The survivors say they have called for help
According to the survey, migrants would be gone on a pneumatic boat “at the end of the night” Loon-Plage, near Greater Synthe (North), where many exiles on the coast. Questions arise on the calls that migrants have passed to the French and English authorities, when their fortune craft began to flow.
In an interview with the Iraqi Kurvian chain Rudaw, the Iraqi Kurdish survivor claimed that while the boat was starting to deflate passengers had called in vain the British and French authorities for help. The Channel Maritime Prefecture had ruled that the call for migrants in difficulty was not dealt with, but a survey of the world reports that the calls mentioned by migrants appear in detailed telephone invoices extracted by the police.
Multiplication of crossing attempts
According to the North Channel and Sea Maritime Prefecture, this sinking has been the “worst accident” since the significant increase in 2018, migratory crossings due to the increasing lock of the port of Calais and Eurotunnel , borrowed so far by migrants trying to rally England.

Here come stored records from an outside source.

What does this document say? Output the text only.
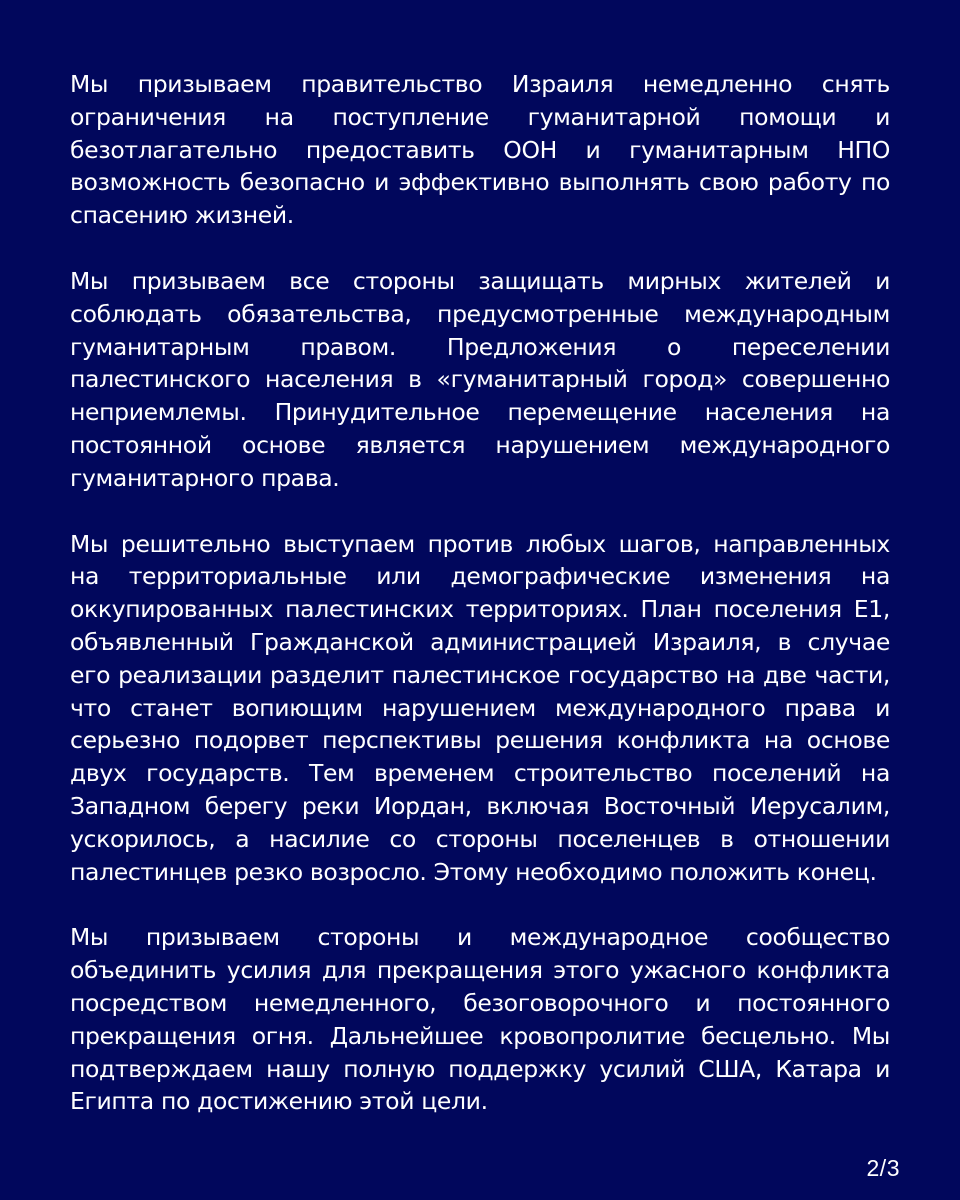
Мы призываем правительство Израиля немедленно снять ограничения на поступление гуманитарной помощи и безотлагательно предоставить ООН и гуманитарным НПО возможность безопасно и эффективно выполнять свою работу по спасению жизней.

Мы призываем все стороны защищать мирных жителей и соблюдать обязательства, предусмотренные международным гуманитарным правом. Предложения о переселении палестинского населения в «гуманитарный город» совершенно неприемлемы. Принудительное перемещение населения на постоянной основе является нарушением международного гуманитарного права.

Мы решительно выступаем против любых шагов, направленных на территориальные или демографические изменения на оккупированных палестинских территориях. План поселения Е1, объявленный Гражданской администрацией Израиля, в случае его реализации разделит палестинское государство на две части, что станет вопиющим нарушением международного права и серьезно подорвет перспективы решения конфликта на основе двух государств. Тем временем строительство поселений на Западном берегу реки Иордан, включая Восточный Иерусалим, ускорилось, а насилие со стороны поселенцев в отношении палестинцев резко возросло. Этому необходимо положить конец.

Мы призываем стороны и международное сообщество объединить усилия для прекращения этого ужасного конфликта посредством немедленного, безоговорочного и постоянного прекращения огня. Дальнейшее кровопролитие бесцельно. Мы подтверждаем нашу полную поддержку усилий США, Катара и Египта по достижению этой цели.

2/3
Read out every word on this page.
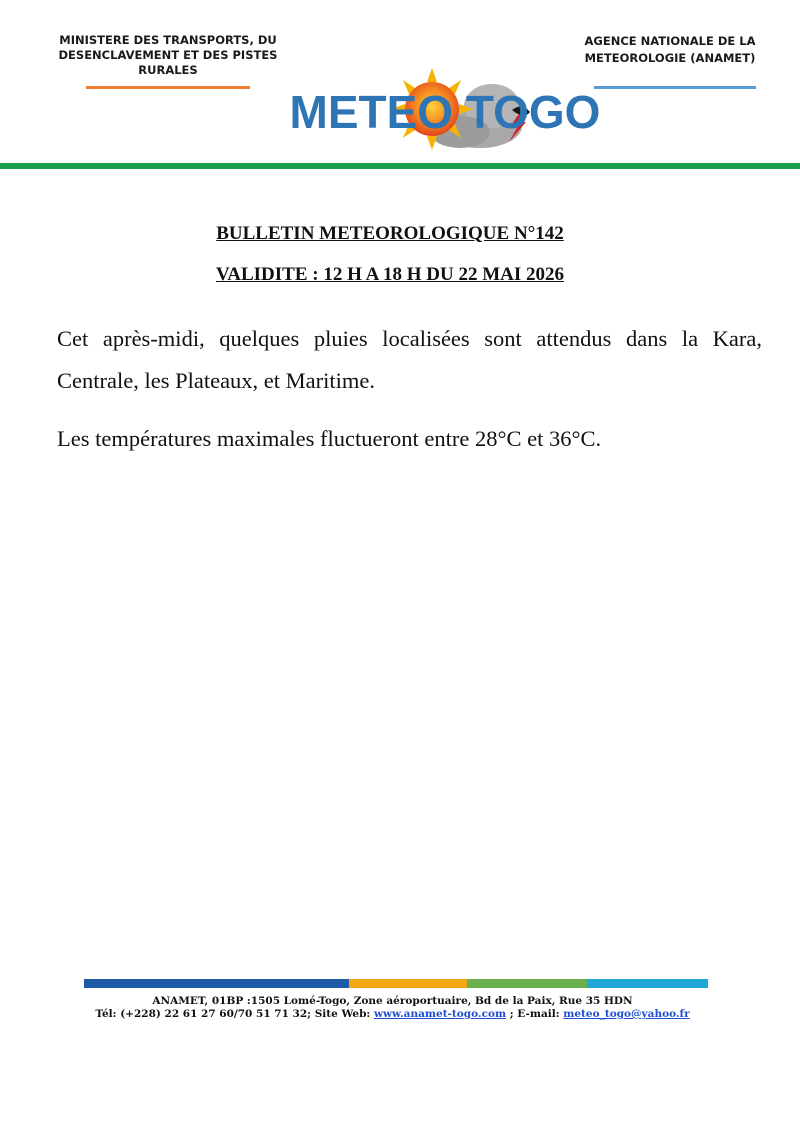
MINISTERE DES TRANSPORTS, DU
DESENCLAVEMENT ET DES PISTES
RURALES
AGENCE NATIONALE DE LA
METEOROLOGIE (ANAMET)
METEO TOGO
BULLETIN METEOROLOGIQUE N°142
VALIDITE : 12 H A 18 H DU 22 MAI 2026
Cet après-midi, quelques pluies localisées sont attendus dans la Kara, Centrale, les Plateaux, et Maritime.
Les températures maximales fluctueront entre 28°C et 36°C.
ANAMET, 01BP :1505 Lomé-Togo, Zone aéroportuaire, Bd de la Paix, Rue 35 HDN
Tél: (+228) 22 61 27 60/70 51 71 32; Site Web: www.anamet-togo.com ; E-mail: meteo_togo@yahoo.fr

Attempts to migratory crossing of the small boat on board doubled in the last three months, cautioned on November 19, the Maritime Prefect of the North Channel and the North Sea, Philippe Dutrieux. As at November 20, 31,500 migrants had left the coast since the beginning of the year and 7,800 migrants had been saved, he said. According to London, 22,000 migrants have passed the crossing over the first ten months of the year. The British Press Association agency has estimated this figure to more than 25,700, three times more than all year round 2020.